Now the high court appears to be considering inefficient assistance of counsel during the initial post-conviction stage by reviewing several cases:

- Cory Maples was sentenced to death in 1997 for murdering two men in Alabama, and his defense lawyers may not have presented adequate mitigating evidence to avoid a death penalty. But Maples never got a chance to make that argument. The state court sent notice to his attorneys at the law firm where they worked at the time of trial. But both had left the firm, and the letter was returned to sender. The deadline came and went, and courts all the way up to the 11th U.S. Circuit Court of Appeals refused to reconsider. The U.S. Supreme Court finally decided to accept it in late March.

- Foster and another man were convicted of murdering a woman in 2002. She was found with a bullet in her head, and an autopsy showed both men had sex with her. The other man confessed four times to being the sole murderer, but prosecutors argued that she was shot elsewhere and dumped where her body was found. They did not believe the confessor was strong enough to move her body by himself, and so Foster must have helped. Appellate lawyers argued that a "blood spatter" expert should have been hired during trial to show she had been shot where she was found. But it was not brought up in post-conviction, either. In 2010, such an expert volunteered to do the analysis for free, but the new evidence could not be admitted. The Supreme Court declined to accept the case in January, but stayed Foster's execution Tuesday pending a decision on whether to reconsider.

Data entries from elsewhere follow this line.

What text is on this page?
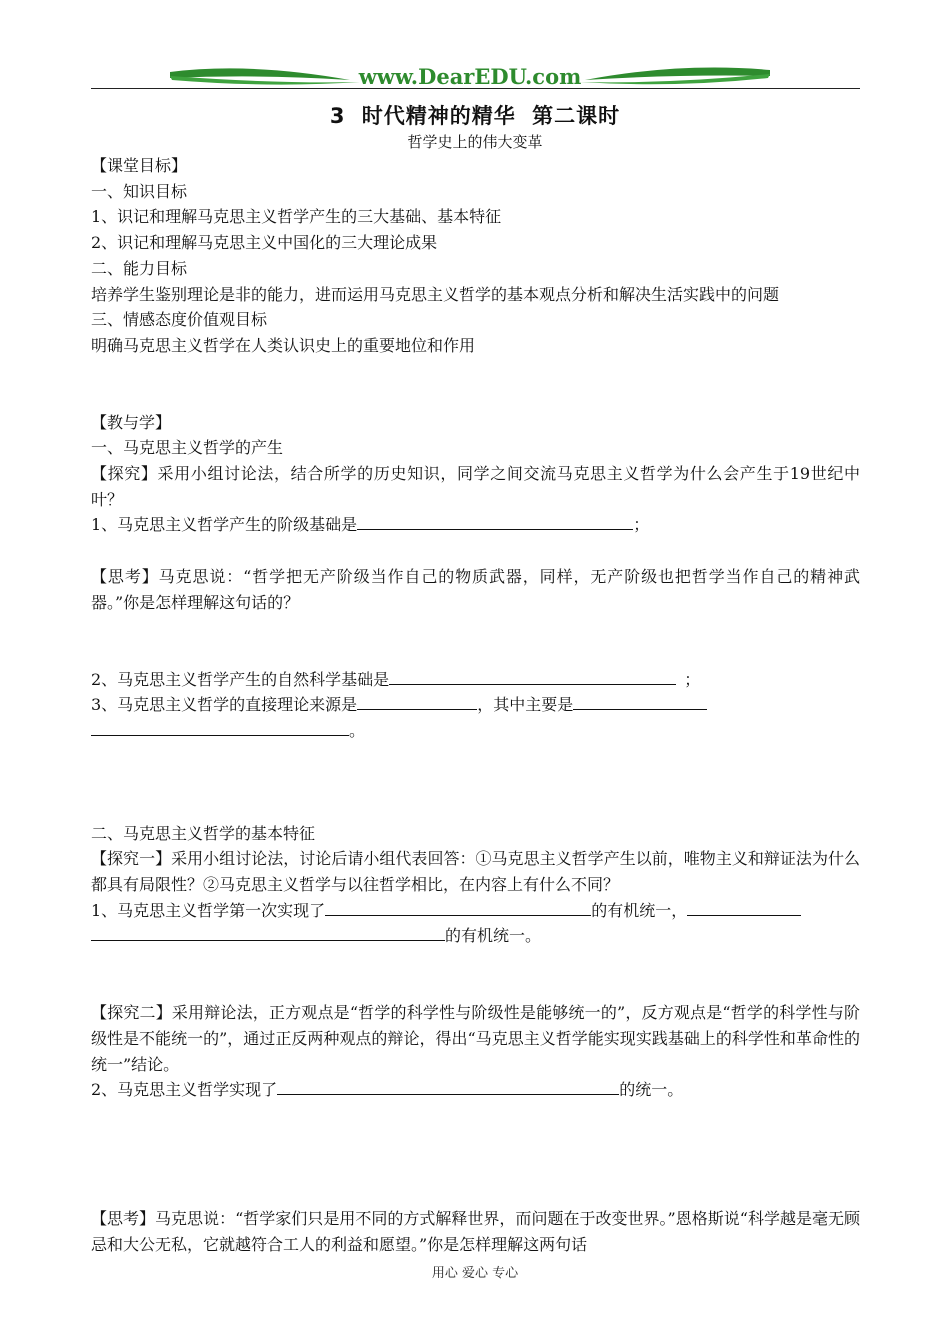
www.DearEDU.com
3 时代精神的精华 第二课时
哲学史上的伟大变革

【课堂目标】

一、知识目标

1、识记和理解马克思主义哲学产生的三大基础、基本特征

2、识记和理解马克思主义中国化的三大理论成果

二、能力目标

培养学生鉴别理论是非的能力，进而运用马克思主义哲学的基本观点分析和解决生活实践中的问题

三、情感态度价值观目标

明确马克思主义哲学在人类认识史上的重要地位和作用

【教与学】

一、马克思主义哲学的产生

【探究】采用小组讨论法，结合所学的历史知识，同学之间交流马克思主义哲学为什么会产生于19世纪中叶？

1、马克思主义哲学产生的阶级基础是	；

【思考】马克思说：“哲学把无产阶级当作自己的物质武器，同样，无产阶级也把哲学当作自己的精神武器。”你是怎样理解这句话的？

2、马克思主义哲学产生的自然科学基础是	；

3、马克思主义哲学的直接理论来源是	，其中主要是

。

二、马克思主义哲学的基本特征

【探究一】采用小组讨论法，讨论后请小组代表回答：①马克思主义哲学产生以前，唯物主义和辩证法为什么都具有局限性？②马克思主义哲学与以往哲学相比，在内容上有什么不同？

1、马克思主义哲学第一次实现了	的有机统一，

的有机统一。

【探究二】采用辩论法，正方观点是“哲学的科学性与阶级性是能够统一的”，反方观点是“哲学的科学性与阶级性是不能统一的”，通过正反两种观点的辩论，得出“马克思主义哲学能实现实践基础上的科学性和革命性的统一”结论。

2、马克思主义哲学实现了	的统一。

【思考】马克思说：“哲学家们只是用不同的方式解释世界，而问题在于改变世界。”恩格斯说“科学越是毫无顾忌和大公无私，它就越符合工人的利益和愿望。”你是怎样理解这两句话

用心 爱心 专心
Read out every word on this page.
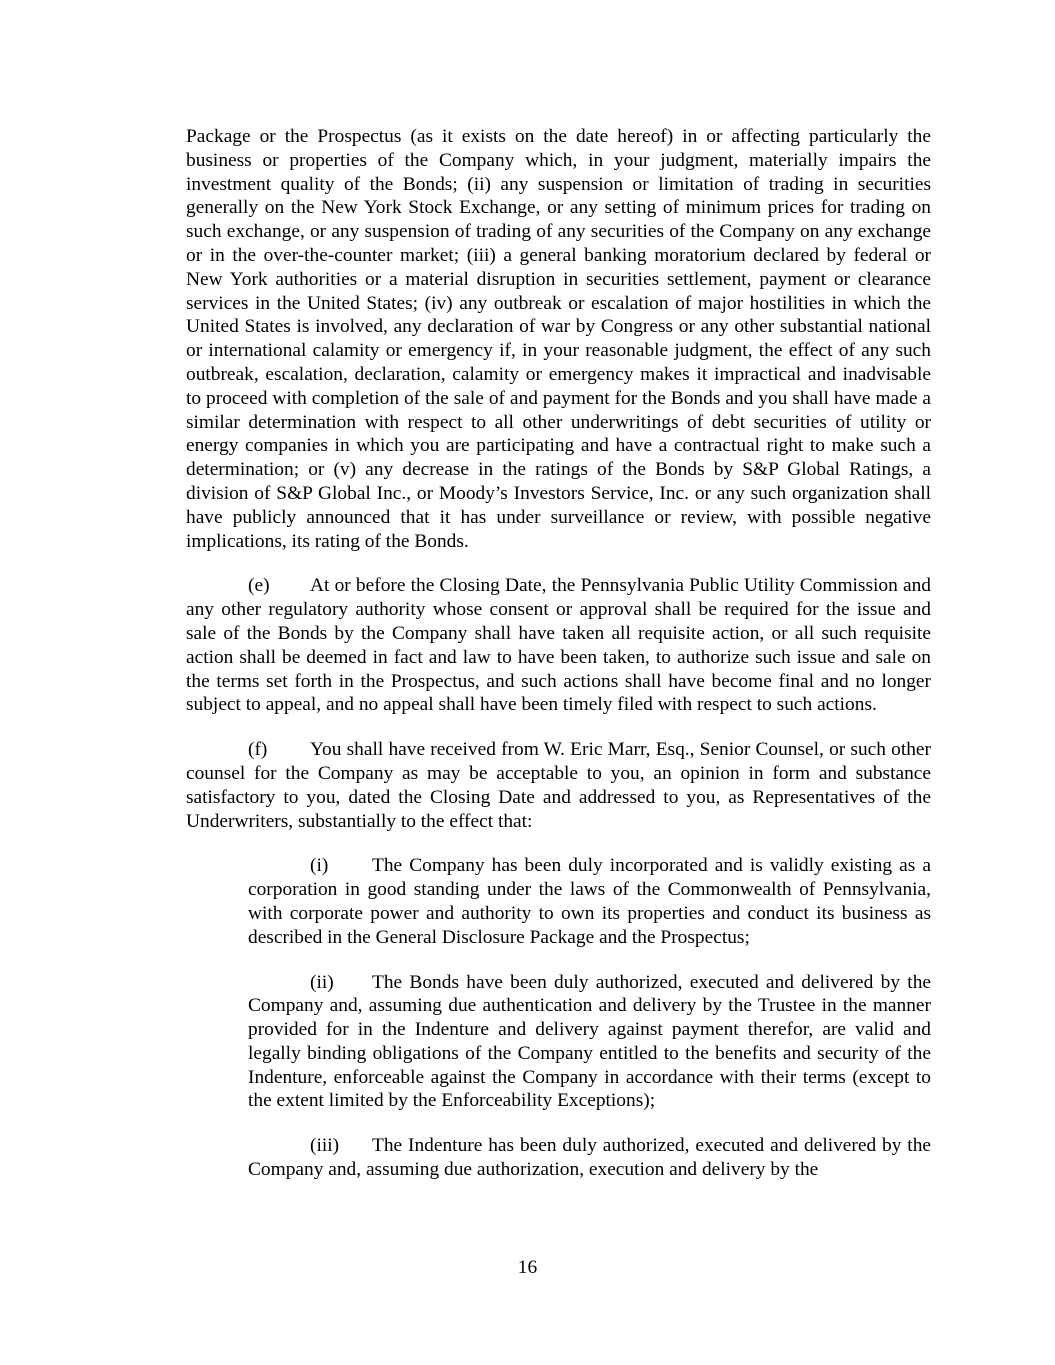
Package or the Prospectus (as it exists on the date hereof) in or affecting particularly the business or properties of the Company which, in your judgment, materially impairs the investment quality of the Bonds; (ii) any suspension or limitation of trading in securities generally on the New York Stock Exchange, or any setting of minimum prices for trading on such exchange, or any suspension of trading of any securities of the Company on any exchange or in the over-the-counter market; (iii) a general banking moratorium declared by federal or New York authorities or a material disruption in securities settlement, payment or clearance services in the United States; (iv) any outbreak or escalation of major hostilities in which the United States is involved, any declaration of war by Congress or any other substantial national or international calamity or emergency if, in your reasonable judgment, the effect of any such outbreak, escalation, declaration, calamity or emergency makes it impractical and inadvisable to proceed with completion of the sale of and payment for the Bonds and you shall have made a similar determination with respect to all other underwritings of debt securities of utility or energy companies in which you are participating and have a contractual right to make such a determination; or (v) any decrease in the ratings of the Bonds by S&P Global Ratings, a division of S&P Global Inc., or Moody’s Investors Service, Inc. or any such organization shall have publicly announced that it has under surveillance or review, with possible negative implications, its rating of the Bonds.

(e) At or before the Closing Date, the Pennsylvania Public Utility Commission and any other regulatory authority whose consent or approval shall be required for the issue and sale of the Bonds by the Company shall have taken all requisite action, or all such requisite action shall be deemed in fact and law to have been taken, to authorize such issue and sale on the terms set forth in the Prospectus, and such actions shall have become final and no longer subject to appeal, and no appeal shall have been timely filed with respect to such actions.

(f) You shall have received from W. Eric Marr, Esq., Senior Counsel, or such other counsel for the Company as may be acceptable to you, an opinion in form and substance satisfactory to you, dated the Closing Date and addressed to you, as Representatives of the Underwriters, substantially to the effect that:

(i) The Company has been duly incorporated and is validly existing as a corporation in good standing under the laws of the Commonwealth of Pennsylvania, with corporate power and authority to own its properties and conduct its business as described in the General Disclosure Package and the Prospectus;

(ii) The Bonds have been duly authorized, executed and delivered by the Company and, assuming due authentication and delivery by the Trustee in the manner provided for in the Indenture and delivery against payment therefor, are valid and legally binding obligations of the Company entitled to the benefits and security of the Indenture, enforceable against the Company in accordance with their terms (except to the extent limited by the Enforceability Exceptions);

(iii) The Indenture has been duly authorized, executed and delivered by the Company and, assuming due authorization, execution and delivery by the

16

- Cook and a roommate tortured, sodomized and killed two men in Lake Havasu City in 1987. Cook decided to defend himself, and during the sentencing stage of his trial, he failed to describe extensive sexual and emotional abuse he had suffered as a child and teen. His post-conviction counsel failed to raise the issue. In February, the Supreme Court refused to take the case, but issued a stay of execution Monday, pending a decision whether to hear it.